The purpose of a civil claim is to seek recognition for survivors in the form of ‘damages’ or compensation for abuse suffered by them. This compensation attempts to put survivors in the financial position they would be had the abuse not occurred. Survivors have a right to pursue a civil claim, and the majority of successful claimants welcome the damages they receive. However, some survivors can be reluctant to pursue a claim, for a host of reasons including:
- Fear of adverse consequences
- That they will not be believed
- That the abuse happened too long ago
- That any compensation awarded would be “dirty money”
- That their identify and privacy will be exposed
- They do not need the money
Nevertheless, survivors should be encouraged to come forward for a whole range of reasons, five of which are detailed below:
Civil Claims can be a Step in Recovery for Survivors
Many survivors have said that they felt pursuing a civil claim was a key step in their recovery. Civil claims are led by the survivor: they can choose when to begin the process and can end the claim at any point if they feel they cannot go through with it. Civil claims help survivors feel that they finally have power over their abuser, or the organisations which facilitated their abusers like churches, children’s homes, or schools. Many survivors also feel that civil claims have helped them to regain control over their lives: they have chosen to pursue the claim and, if successful, they can use their damages to help to improve their lives. Civil claims can help claimants turn from ‘victims’ of abuse to ‘survivors’.
Civil Claims help to gain Justice for Survivors
Survivors can seek justice in the criminal courts which, if successful, result in their abuser being convicted. Survivors can also seek justice in the civil courts by way of a compensation claim. Many survivors pursue compensation claims after successful criminal trials, as they feel that they are owed justice in both the criminal courts and the civil courts. Successful criminal and civil claims help to prove that the abuse has been acknowledged and recognised twice: in both courts in England.
Civil Claims can include Apologies
As part of a civil claim, survivors can ask for an apology for the abuse they suffered. Apologies are often given by representatives of organisations where the defendant worked, such as a churches or children’s homes. Many survivors request an apology as part of their damages because they wish to feel that those accountable truly regret what happened to them. This helps survivors to feel that these organisations will attempt to prevent something similar from happening again in the future. Apologies can help survivors to feel a sense of closure and again can aid in recovery.
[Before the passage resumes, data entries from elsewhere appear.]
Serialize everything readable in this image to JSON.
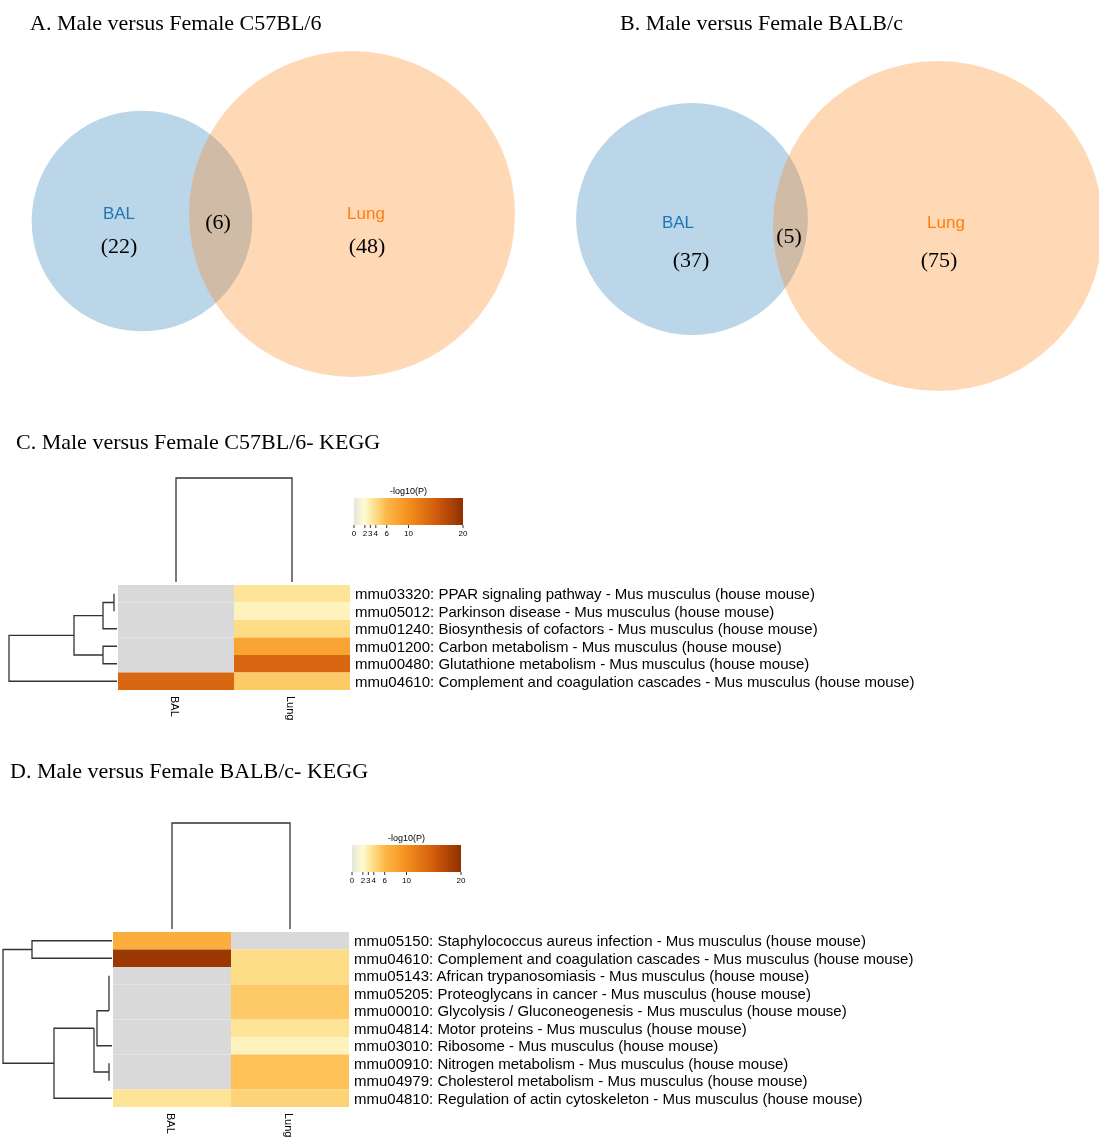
{
  "chart_data": [
    {
      "type": "other",
      "title": "A. Male versus Female C57BL/6",
      "categories": [
        "BAL",
        "Lung"
      ],
      "values": [
        22,
        48
      ],
      "value_labels": [
        "(22)",
        "(48)"
      ],
      "colors": [
        "#1f77b4",
        "#ff7f0e"
      ],
      "annotations": [
        "(6)"
      ]
    },
    {
      "type": "other",
      "title": "B. Male versus Female BALB/c",
      "categories": [
        "BAL",
        "Lung"
      ],
      "values": [
        37,
        75
      ],
      "value_labels": [
        "(37)",
        "(75)"
      ],
      "colors": [
        "#1f77b4",
        "#ff7f0e"
      ],
      "annotations": [
        "(5)"
      ]
    },
    {
      "type": "heatmap",
      "title": "C. Male versus Female C57BL/6- KEGG",
      "categories": [
        "BAL",
        "Lung"
      ],
      "clabel": "-log10(P)",
      "clim": [
        0,
        20
      ],
      "cticks": [
        0,
        2,
        3,
        4,
        6,
        10,
        20
      ],
      "y_categories": [
        "mmu03320: PPAR signaling pathway - Mus musculus (house mouse)",
        "mmu05012: Parkinson disease - Mus musculus (house mouse)",
        "mmu01240: Biosynthesis of cofactors - Mus musculus (house mouse)",
        "mmu01200: Carbon metabolism - Mus musculus (house mouse)",
        "mmu00480: Glutathione metabolism - Mus musculus (house mouse)",
        "mmu04610: Complement and coagulation cascades - Mus musculus (house mouse)"
      ],
      "cells": [
        [
          null,
          3.5
        ],
        [
          null,
          2.5
        ],
        [
          null,
          4
        ],
        [
          null,
          8
        ],
        [
          null,
          14
        ],
        [
          14,
          5
        ]
      ]
    },
    {
      "type": "heatmap",
      "title": "D. Male versus Female BALB/c- KEGG",
      "categories": [
        "BAL",
        "Lung"
      ],
      "clabel": "-log10(P)",
      "clim": [
        0,
        20
      ],
      "cticks": [
        0,
        2,
        3,
        4,
        6,
        10,
        20
      ],
      "y_categories": [
        "mmu05150: Staphylococcus aureus infection - Mus musculus (house mouse)",
        "mmu04610: Complement and coagulation cascades - Mus musculus (house mouse)",
        "mmu05143: African trypanosomiasis - Mus musculus (house mouse)",
        "mmu05205: Proteoglycans in cancer - Mus musculus (house mouse)",
        "mmu00010: Glycolysis / Gluconeogenesis - Mus musculus (house mouse)",
        "mmu04814: Motor proteins - Mus musculus (house mouse)",
        "mmu03010: Ribosome - Mus musculus (house mouse)",
        "mmu00910: Nitrogen metabolism - Mus musculus (house mouse)",
        "mmu04979: Cholesterol metabolism - Mus musculus (house mouse)",
        "mmu04810: Regulation of actin cytoskeleton - Mus musculus (house mouse)"
      ],
      "cells": [
        [
          7,
          null
        ],
        [
          19,
          4
        ],
        [
          null,
          4
        ],
        [
          null,
          5
        ],
        [
          null,
          5
        ],
        [
          null,
          3.5
        ],
        [
          null,
          2.5
        ],
        [
          null,
          5.5
        ],
        [
          null,
          5.5
        ],
        [
          3.5,
          4.5
        ]
      ]
    }
  ]
}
Civil Claims can result in an award of Damages
As mentioned above, successful civil claims result in an award of damages to the claimant as compensation for the abuse they suffered. These damages attempt to place the survivor in the financial position they would have been in had the abuse not occurred. Whilst no amount of money can make up for any abuse suffered, the damages help to act as recognition to survivors for their abuse.
Provision is often included in damages for any future therapy costs likely to be incurred. This means that survivors can use their compensation to access therapy that they may not be able to on the NHS or that they may have had to wait. Access to this therapy can again assist in recovery.
Accountability and Improved Safeguarding
Where an institution has been pursued in a civil claim, this can leverage accountability, and contribute to organisations becoming more vigilant on their safeguarding practices. For example, many churches have implemented safeguarding as a result of having to pay out compensation for successful civil claims. Civil claims help to show these organisations how many people have been the victims of sexual abuse and therefore that safeguarding is required to prevent this from happening again. Bringing a civil claim can mean that another child will be at less of a risk of suffering the same abuse.
A civil claim can have a much wider benefit than a mere award of compensation. The recognition of the abuse from the defendants can help many survivors feel a sense of justice within the civil courts. It also helps many survivors in their recovery as they feel as though they have gained power over their abusers and that they now have control over their own lives. Apologies help survivors feel the defendant has recognised the pain the abuse has caused and means that the abuse is less likely to be repeated, much like the implementation of safeguarding as another result of civil claims.
Civil claims should be encouraged not just because of the damages but ultimately because they help victims of sexual abuse to become ‘survivors’, or even ‘thrivers’.